In an almost comical shift in strategy by those hit hardest by or trying to avoid the next Google Dance, many webmasters are scrambling to “de-optimize” their websites after their own “over-optimization” techniques became apparent as the main culprit in their being dropped in or from Google. Webmasters would be doing themselves and their businesses a great disservice by not recognizing the potential ill-effects of over-optimization. It wasn’t too long ago that massive metatag keyword lists, hidden text, and keyword spamming were favored tactics among many to successfully boost their placement in the search engines. The nascent days of search engines saw metatag keywords alone to be the foremost determinant of search engine placement and site ranking. Just as those tactics eventually became obsolete and caused their practitioners more harm than good, such is certain to become the case with every new SEO response to a Google algorithm or index change as the search engine seeks to maintain control over its own index rather than letting ambitious and clever webmasters wrest it from them.
Google became the Internet’s leading search engine by deciding through its own calculations what sites were relevant to what keywords, and maintaining control over its own index is essential to Google’s continued standing as the top search destination and tool.
How can webmasters avoid becoming victims of their own excess aggression in the pursuit of top search engine placement? Though the algorithm and index may have changed, the core rule has always been the same: don’t over-optimize. Don’t let superficial optimization techniques become a substitute for real content and substance. When building or modifying your site with search engine placement in mind, don’t go about it thinking of the search engines as automated machines unable to detect just how shallow your site’s relevance may be. Rather, view the search engines as if they were people who, once at your site, will judge its relevance not by how many times a particular word appears or serves as anchor text (hyperlink) but by how much information on the focus of their search they are able to pick up from your site. Articles, reviews, press releases, and substantive bodies of text that make sense to a human reader have been and still are your best bets when it comes to earning your site relevance and high page rank on Google.

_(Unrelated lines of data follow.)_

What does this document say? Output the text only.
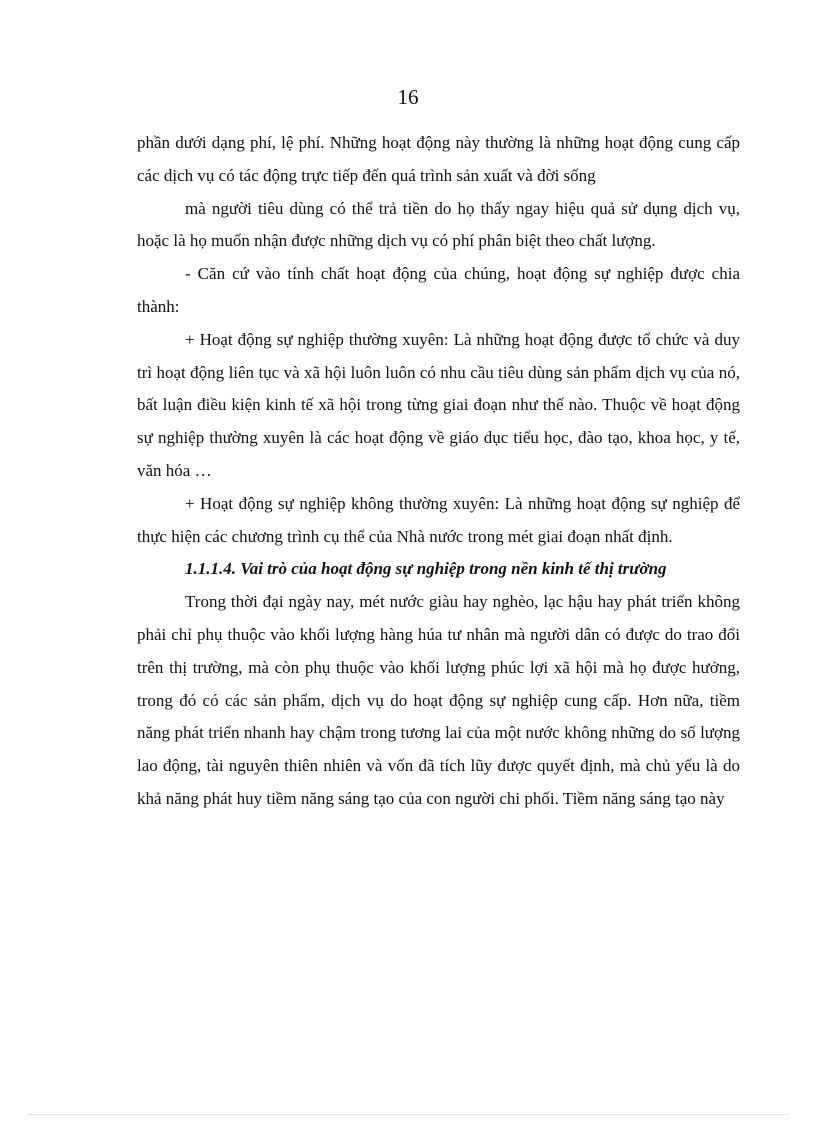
16

phần dưới dạng phí, lệ phí. Những hoạt động này thường là những hoạt động cung cấp các dịch vụ có tác động trực tiếp đến quá trình sản xuất và đời sống

mà người tiêu dùng có thể trả tiền do họ thấy ngay hiệu quả sử dụng dịch vụ, hoặc là họ muốn nhận được những dịch vụ có phí phân biệt theo chất lượng.

- Căn cứ vào tính chất hoạt động của chúng, hoạt động sự nghiệp được chia thành:

+ Hoạt động sự nghiệp thường xuyên: Là những hoạt động được tổ chức và duy trì hoạt động liên tục và xã hội luôn luôn có nhu cầu tiêu dùng sản phẩm dịch vụ của nó, bất luận điều kiện kinh tế xã hội trong từng giai đoạn như thế nào. Thuộc về hoạt động sự nghiệp thường xuyên là các hoạt động về giáo dục tiểu học, đào tạo, khoa học, y tế, văn hóa …

+ Hoạt động sự nghiệp không thường xuyên: Là những hoạt động sự nghiệp để thực hiện các chương trình cụ thể của Nhà nước trong mét giai đoạn nhất định.

1.1.1.4. Vai trò của hoạt động sự nghiệp trong nền kinh tế thị trường

Trong thời đại ngày nay, mét nước giàu hay nghèo, lạc hậu hay phát triển không phải chỉ phụ thuộc vào khối lượng hàng húa tư nhân mà người dân có được do trao đổi trên thị trường, mà còn phụ thuộc vào khối lượng phúc lợi xã hội mà họ được hưởng, trong đó có các sản phẩm, dịch vụ do hoạt động sự nghiệp cung cấp. Hơn nữa, tiềm năng phát triển nhanh hay chậm trong tương lai của một nước không những do số lượng lao động, tài nguyên thiên nhiên và vốn đã tích lũy được quyết định, mà chủ yếu là do khả năng phát huy tiềm năng sáng tạo của con người chi phối. Tiềm năng sáng tạo này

Webmasters who run sites that are by their nature and focus inherently graphics heavy have to come to terms with the fact that if they’re going to pursue a successful SEO strategy, significant amounts of legible and substantive text will have to be given visible presence on their sites. Keyword-rich doorway pages with automatic redirect may have been popular in the past, but just as a human surfer will pass those by without notice, so too will a search engine spider—pausing just long enough to make a note to punish you for it.
Trading substance for trickery may produce some results in the short term, but an optimization technique based on taking advantage of and abusing the current page rank calculation formula will turn against you hard and fast when that formula changes — and it always changes. The only sensible and wise way to optimize your site for the search engines — namely Google — is to truly make your site relevant and meaningful to the keywords being pursued. With competition among search engines becoming ever more fierce and the stakes in returning the most useful and relevant results to surfers running queries growing ever higher, webmasters can rest assured that the search engines are more intent than ever on producing real and relevant results to their users and, moreover, determining those results themselves.